Julien Lopetegui, digne héritier
On avait quitté l’Espagne depuis son Euro totalement raté. Après avoir dominé le monde de 2008 à 2014, elle semblait éreintée, comme rassasiée par tant de trophées, à l’image de son sélectionneur Vicente Del Bosque, qui n’avait plus la foi. Il a passé le témoin à Lopetegui, donc, entraîneur de l’équipe espoirs jusqu’alors. Le matin du match, ses propos sonnaient juste : “Le style, c’est plus fort que les sélectionneurs”. Son bilan de 7 victoires consécutives (21 buts) plaide pour lui. On était à cent lieues d’imaginer une équipe aussi portée vers le jeu, ce fut parfois un pur ravissement, comme une reconnaissance joyeuse des fières années. Bon, ne nous emballons pas, c’était il est vrai un match amical. Mais il y a des gestes, des attitudes qui ne trompent pas. Les Espagnols peuvent nous réconcilier avec les sélections nationales qui n’ont plus guère d’attrait depuis qu’elles sont malmenées par la puissance des clubs.

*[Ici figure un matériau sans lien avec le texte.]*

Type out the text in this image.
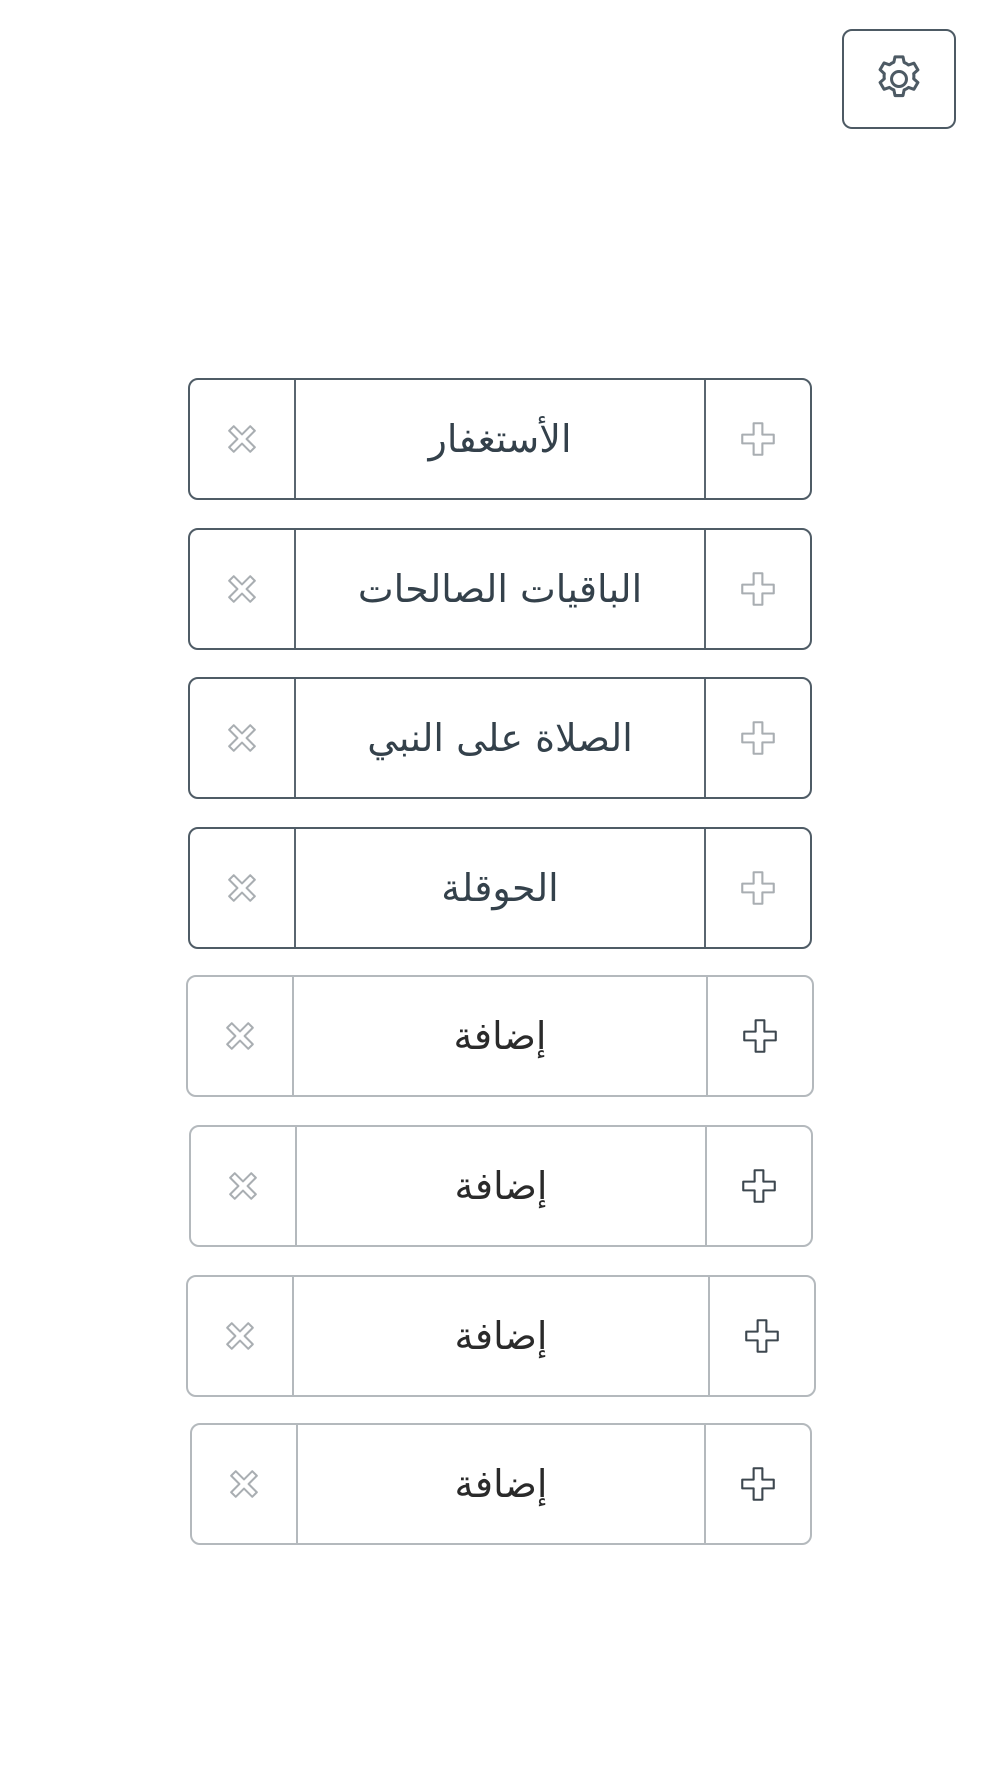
الأستغفار
الباقيات الصالحات
الصلاة على النبي
الحوقلة
إضافة
إضافة
إضافة
إضافة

Bon, enfin, peut-être “L’Equipe” réfléchira -t-elle à deux fois avant de faire de la France la nouvelle égérie du football et le favori de la prochaine Coupe du monde. Sauf à prendre un abonnement à la méthode Coué, ça devrait être possible. D’ailleurs, qui dit que les thuriféraires de Deschamps ne vont pas retourner leur veste dès demain? Ca vous étonnerait? Nous, pas trop.